By Esteban Ramirez
Editor-in-Chief
With the constant increases in class sizes, CSU Bakersfield is facing a big problem with full classrooms.
On Sept. 16, the Geology 309 class taught by David Miller was full of students, and some had to be standing up. Geology major Rick Fewtrell posted on the Facebook page “CSUB students interested in buying/selling/swapping” to spread the word about it.
Fewtrell said that there are 38 students in the class, and 40 is the cap.
“I was kind of curious as to why we had that classroom,” he said. “Yeah, he first contacted the head of the department with Sue Holt, and then they talked [John Dirkse] and because they based what classroom they get off like in August.”
Director of Academic Operations & Support Dirkse attributes this to rising enrollment rates and how difficult it is to get new classrooms approved and funded.

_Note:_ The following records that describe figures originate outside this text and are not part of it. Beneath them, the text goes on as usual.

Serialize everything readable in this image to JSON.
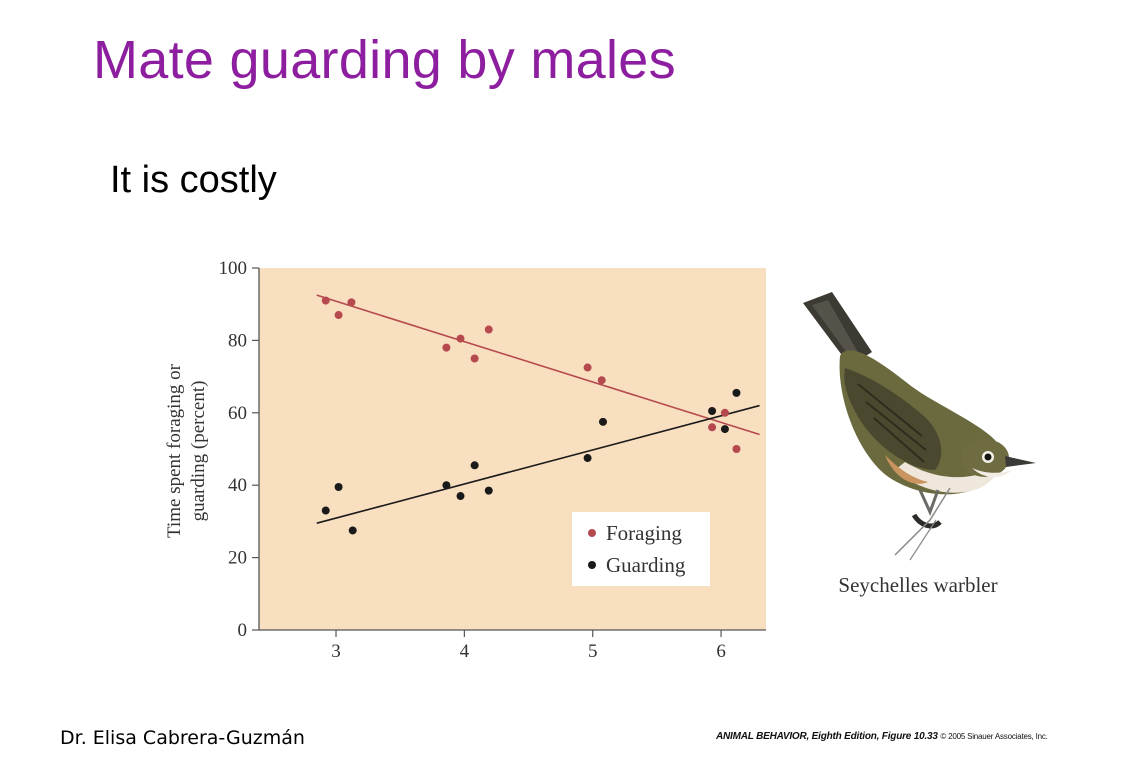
{
  "slide": {
    "title": "Mate guarding by males",
    "subtitle": "It is costly",
    "author": "Dr. Elisa Cabrera-Guzmán",
    "credit_main": "ANIMAL BEHAVIOR, Eighth Edition, Figure 10.33",
    "credit_copy": "© 2005 Sinauer Associates, Inc."
  },
  "figure": {
    "bird_caption": "Seychelles warbler",
    "bird_icon": "seychelles-warbler-illustration"
  },
  "colors": {
    "title": "#8e1ea0",
    "plot_background": "#f8dfc0",
    "foraging": "#b5494d",
    "guarding": "#1a1a1a"
  },
  "chart_data": {
    "type": "scatter",
    "title": "",
    "xlabel": "",
    "ylabel": "Time spent foraging or guarding (percent)",
    "ylabel_lines": [
      "Time spent foraging or",
      "guarding (percent)"
    ],
    "xlim": [
      2.4,
      6.35
    ],
    "ylim": [
      0,
      100
    ],
    "xticks": [
      3,
      4,
      5,
      6
    ],
    "yticks": [
      0,
      20,
      40,
      60,
      80,
      100
    ],
    "grid": false,
    "legend_position": "bottom-right",
    "series": [
      {
        "name": "Foraging",
        "color": "#b5494d",
        "points": [
          [
            2.92,
            91
          ],
          [
            3.02,
            87
          ],
          [
            3.12,
            90.5
          ],
          [
            3.86,
            78
          ],
          [
            3.97,
            80.5
          ],
          [
            4.08,
            75
          ],
          [
            4.19,
            83
          ],
          [
            4.96,
            72.5
          ],
          [
            5.07,
            69
          ],
          [
            5.93,
            56
          ],
          [
            6.03,
            60
          ],
          [
            6.12,
            50
          ]
        ],
        "trend": [
          [
            2.85,
            92.5
          ],
          [
            6.3,
            54
          ]
        ]
      },
      {
        "name": "Guarding",
        "color": "#1a1a1a",
        "points": [
          [
            2.92,
            33
          ],
          [
            3.02,
            39.5
          ],
          [
            3.13,
            27.5
          ],
          [
            3.86,
            40
          ],
          [
            3.97,
            37
          ],
          [
            4.08,
            45.5
          ],
          [
            4.19,
            38.5
          ],
          [
            4.96,
            47.5
          ],
          [
            5.08,
            57.5
          ],
          [
            5.93,
            60.5
          ],
          [
            6.03,
            55.5
          ],
          [
            6.12,
            65.5
          ]
        ],
        "trend": [
          [
            2.85,
            29.5
          ],
          [
            6.3,
            62
          ]
        ]
      }
    ]
  }
}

“We have a lot more students now than we had before,” he said. “We had increases in enrollments every year for the last five years. We had no increases in rooms and even a few rooms were lost. It’s really causing the problem
“The campus is trying. You may know that there is a Humanities faculty office building that will replace faculty towers and as of part of the plans for the building, there’s a possibility of adding a couple large classrooms in a wing in the building. Then again that’s a lot of politics and a lot of dollars.”
“We just don’t have enough rooms of the size that we need to accommodate for the students we have,” he said.
Associate Vice-President and Facilities Management Patrick Jacobs said that their biggest problem is that they have an awful lot of small classrooms on this campus that were meant to accommodate 30 to 40 or 30 to 45 students.
“There are a large number of classes that tend themselves to be taught in a larger setting and very simplistically what that means really is, if we have a class and we have 60 students who either want to take two classes or we help to tell the students wanting to take it that they can’t take the class,” Jacobs said.
Jacobs added that a few projects to expand classrooms are working on is to build two additional very large classrooms, and it will be in the arts and humanities building. However, he said the Faculty Towers are not ADA efficient and neither are the old dorms,
On Sept. 18, Fewtrell said that they studied Dorothy Donahoe Hallway 107K and then they moved Education building 128.